Namun di balik keramaian transaksi dan antrean warga, peran Koramil Sukodadi menjadi bagian penting dalam memastikan kegiatan berjalan tertib sekaligus tepat sasaran. Kapten Inf Sobar menegaskan, keterlibatan TNI tidak sebatas aspek pengamanan.
“Kehadiran kami bukan hanya untuk menjaga situasi tetap kondusif, tetapi juga bentuk komitmen mendukung program pemerintah dalam meringankan beban ekonomi masyarakat. Koramil turut memantau ketersediaan stok dan distribusi bahan pokok di pasar tradisional agar stabilitas harga tetap terjaga,” ujarnya.
Menurutnya, pendekatan teritorial yang selama ini dijalankan Koramil memungkinkan deteksi dini terhadap potensi gejolak harga maupun distribusi yang tidak merata. Sinergi dengan Muspika dan pemerintah daerah dinilai menjadi kunci agar intervensi pasar benar-benar menyentuh warga yang membutuhkan.
Antusiasme masyarakat Sukodadi terlihat tinggi, namun tetap tertib. Hal itu, kata Danramil, merupakan hasil koordinasi lintas sektor yang matang sebelum pelaksanaan kegiatan.

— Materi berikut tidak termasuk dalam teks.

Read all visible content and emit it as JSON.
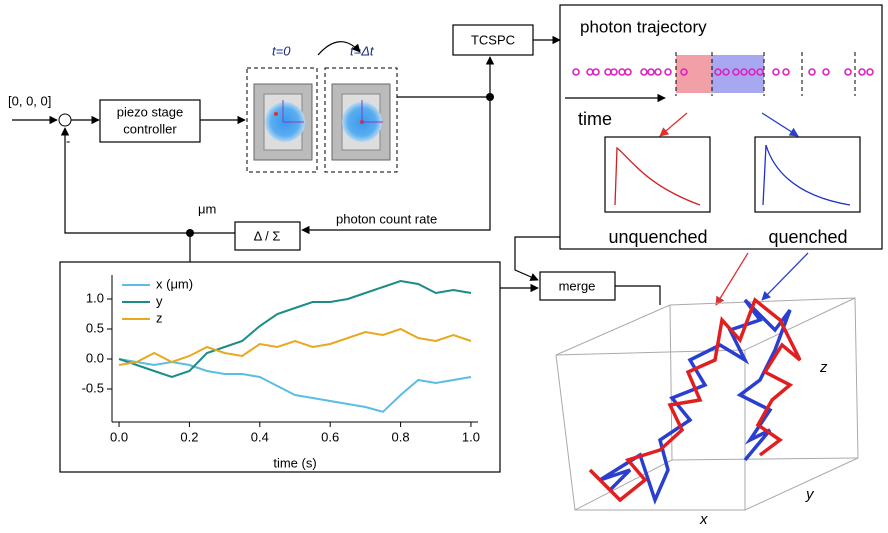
{
  "diagram": {
    "setpoint": "[0, 0, 0]",
    "minus": "-",
    "controller": [
      "piezo stage",
      "controller"
    ],
    "frame_start": "t=0",
    "frame_end": "t=Δt",
    "tcspc": "TCSPC",
    "feedback_unit": "μm",
    "ratio": "Δ / Σ",
    "count_rate": "photon count rate",
    "trajectory_title": "photon trajectory",
    "time": "time",
    "unquenched": "unquenched",
    "quenched": "quenched",
    "merge": "merge",
    "axis_x": "x",
    "axis_y": "y",
    "axis_z": "z"
  },
  "chart_data": {
    "type": "line",
    "xlabel": "time (s)",
    "x": [
      0,
      0.05,
      0.1,
      0.15,
      0.2,
      0.25,
      0.3,
      0.35,
      0.4,
      0.45,
      0.5,
      0.55,
      0.6,
      0.65,
      0.7,
      0.75,
      0.8,
      0.85,
      0.9,
      0.95,
      1.0
    ],
    "series": [
      {
        "name": "x (μm)",
        "color": "#5bbde3",
        "values": [
          0,
          -0.05,
          -0.1,
          -0.05,
          -0.1,
          -0.2,
          -0.25,
          -0.25,
          -0.3,
          -0.45,
          -0.6,
          -0.65,
          -0.7,
          -0.75,
          -0.8,
          -0.88,
          -0.6,
          -0.35,
          -0.4,
          -0.35,
          -0.3
        ]
      },
      {
        "name": "y",
        "color": "#1b8c86",
        "values": [
          0,
          -0.1,
          -0.2,
          -0.3,
          -0.2,
          0.1,
          0.2,
          0.3,
          0.55,
          0.75,
          0.85,
          0.95,
          0.95,
          1.0,
          1.1,
          1.2,
          1.3,
          1.25,
          1.1,
          1.15,
          1.1
        ]
      },
      {
        "name": "z",
        "color": "#e8a820",
        "values": [
          -0.1,
          -0.05,
          0.1,
          -0.05,
          0.05,
          0.2,
          0.1,
          0.05,
          0.25,
          0.2,
          0.3,
          0.2,
          0.25,
          0.35,
          0.45,
          0.4,
          0.5,
          0.35,
          0.3,
          0.4,
          0.3
        ]
      }
    ],
    "xlim": [
      -0.02,
      1.02
    ],
    "ylim": [
      -1.05,
      1.4
    ],
    "xticks": [
      {
        "value": 0,
        "label": "0.0"
      },
      0.2,
      0.4,
      0.6,
      0.8,
      {
        "value": 1,
        "label": "1.0"
      }
    ],
    "yticks": [
      -0.5,
      {
        "value": 0,
        "label": "0.0"
      },
      0.5,
      {
        "value": 1,
        "label": "1.0"
      }
    ]
  }
}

Pasar murah ini menyediakan berbagai komoditas strategis seperti beras, gula, minyak goreng, serta produk olahan IKM lokal dengan harga di bawah pasaran. Selain menekan beban belanja rumah tangga, kegiatan ini juga menjadi ruang promosi bagi pelaku usaha kecil agar tetap bertahan di tengah dinamika ekonomi.
Dari sudut pandang ketahanan wilayah, kolaborasi antara pemerintah daerah dan aparat teritorial TNI mencerminkan pendekatan komprehensif dalam menjaga stabilitas sosial ekonomi. Di tingkat kecamatan, Koramil berperan sebagai simpul koordinasi yang menghubungkan kebijakan makro pemerintah dengan kondisi riil masyarakat.
Dengan pola pengawalan seperti ini, operasi pasar dan program pengendalian inflasi diharapkan tidak hanya bersifat insidental, tetapi menjadi bagian dari sistem monitoring berkelanjutan di tingkat akar rumput.(Red).